Yesterday it emerged that the deal might have soured further. Mizuho’s Salim Sayed, who covers Biogen, said Eisai’s legal counsel had instructed the Japanese group not to respond directly to inquiries from sellsiders covering Biogen. “We previously have been able to go to Eisai with our questions regarding lecanemab,” he wrote to clients.
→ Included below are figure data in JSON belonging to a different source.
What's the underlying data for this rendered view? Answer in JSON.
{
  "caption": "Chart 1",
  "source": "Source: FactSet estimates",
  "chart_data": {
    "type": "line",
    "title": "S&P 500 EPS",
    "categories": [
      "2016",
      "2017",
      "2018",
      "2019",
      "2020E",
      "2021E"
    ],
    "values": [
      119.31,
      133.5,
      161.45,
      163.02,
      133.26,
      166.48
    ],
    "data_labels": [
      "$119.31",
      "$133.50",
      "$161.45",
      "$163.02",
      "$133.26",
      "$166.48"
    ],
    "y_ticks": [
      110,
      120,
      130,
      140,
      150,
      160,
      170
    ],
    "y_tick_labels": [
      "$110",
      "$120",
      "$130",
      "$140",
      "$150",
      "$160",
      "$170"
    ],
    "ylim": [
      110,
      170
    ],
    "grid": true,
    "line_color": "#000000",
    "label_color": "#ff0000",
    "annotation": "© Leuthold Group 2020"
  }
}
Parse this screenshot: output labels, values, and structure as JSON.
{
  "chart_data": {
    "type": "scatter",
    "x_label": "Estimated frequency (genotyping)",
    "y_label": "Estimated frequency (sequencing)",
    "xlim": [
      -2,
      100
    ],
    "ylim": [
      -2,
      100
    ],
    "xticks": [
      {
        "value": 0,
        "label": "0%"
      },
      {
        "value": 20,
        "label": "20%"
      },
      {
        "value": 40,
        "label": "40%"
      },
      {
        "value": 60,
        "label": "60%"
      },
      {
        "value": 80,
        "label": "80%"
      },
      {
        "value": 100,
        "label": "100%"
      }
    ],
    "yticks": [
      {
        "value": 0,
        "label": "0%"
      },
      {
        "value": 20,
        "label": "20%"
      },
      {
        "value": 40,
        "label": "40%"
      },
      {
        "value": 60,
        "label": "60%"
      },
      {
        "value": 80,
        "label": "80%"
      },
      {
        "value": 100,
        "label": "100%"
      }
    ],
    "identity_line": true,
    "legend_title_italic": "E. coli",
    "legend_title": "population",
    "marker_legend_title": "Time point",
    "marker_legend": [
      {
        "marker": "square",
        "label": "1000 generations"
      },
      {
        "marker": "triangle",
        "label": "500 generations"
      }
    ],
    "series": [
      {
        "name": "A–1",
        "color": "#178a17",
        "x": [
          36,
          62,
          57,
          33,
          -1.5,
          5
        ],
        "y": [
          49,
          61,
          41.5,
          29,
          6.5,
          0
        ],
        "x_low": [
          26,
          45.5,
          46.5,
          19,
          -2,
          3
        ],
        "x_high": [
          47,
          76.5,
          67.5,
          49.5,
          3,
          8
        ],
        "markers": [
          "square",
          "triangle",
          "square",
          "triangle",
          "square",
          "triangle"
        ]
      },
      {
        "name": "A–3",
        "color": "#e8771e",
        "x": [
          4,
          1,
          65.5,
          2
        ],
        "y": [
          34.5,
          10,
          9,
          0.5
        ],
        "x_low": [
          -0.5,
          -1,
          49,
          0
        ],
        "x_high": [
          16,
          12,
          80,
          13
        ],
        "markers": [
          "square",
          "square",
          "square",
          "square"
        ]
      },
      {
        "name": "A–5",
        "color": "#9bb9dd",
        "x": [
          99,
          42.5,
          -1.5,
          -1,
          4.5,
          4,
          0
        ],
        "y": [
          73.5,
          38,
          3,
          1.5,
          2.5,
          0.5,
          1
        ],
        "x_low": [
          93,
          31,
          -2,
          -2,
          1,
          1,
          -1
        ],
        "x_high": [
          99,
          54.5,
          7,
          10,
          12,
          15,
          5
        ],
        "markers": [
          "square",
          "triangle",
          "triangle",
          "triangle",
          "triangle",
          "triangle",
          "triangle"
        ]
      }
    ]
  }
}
Either way, even if lecanemab’s absolute effect does look modest, few suggest that the dataset is insufficient to back approval. Speaking at CTAD Michael Irizarry, Eisai’s vice-president of Alzheimer’s clinical research, said Clarity-AD had been designed as the definitive phase 3 study to confirm efficacy, according to CDR-SB, which he called the gold standard of clinical assessment.

But there is a reason why companies targeting large populations used to have to carry out two large pivotal studies to support approval. It can only be guessed what data lecanemab would have yielded in a second iteration of Clarity-AD.

This is an updated version of a story published earlier.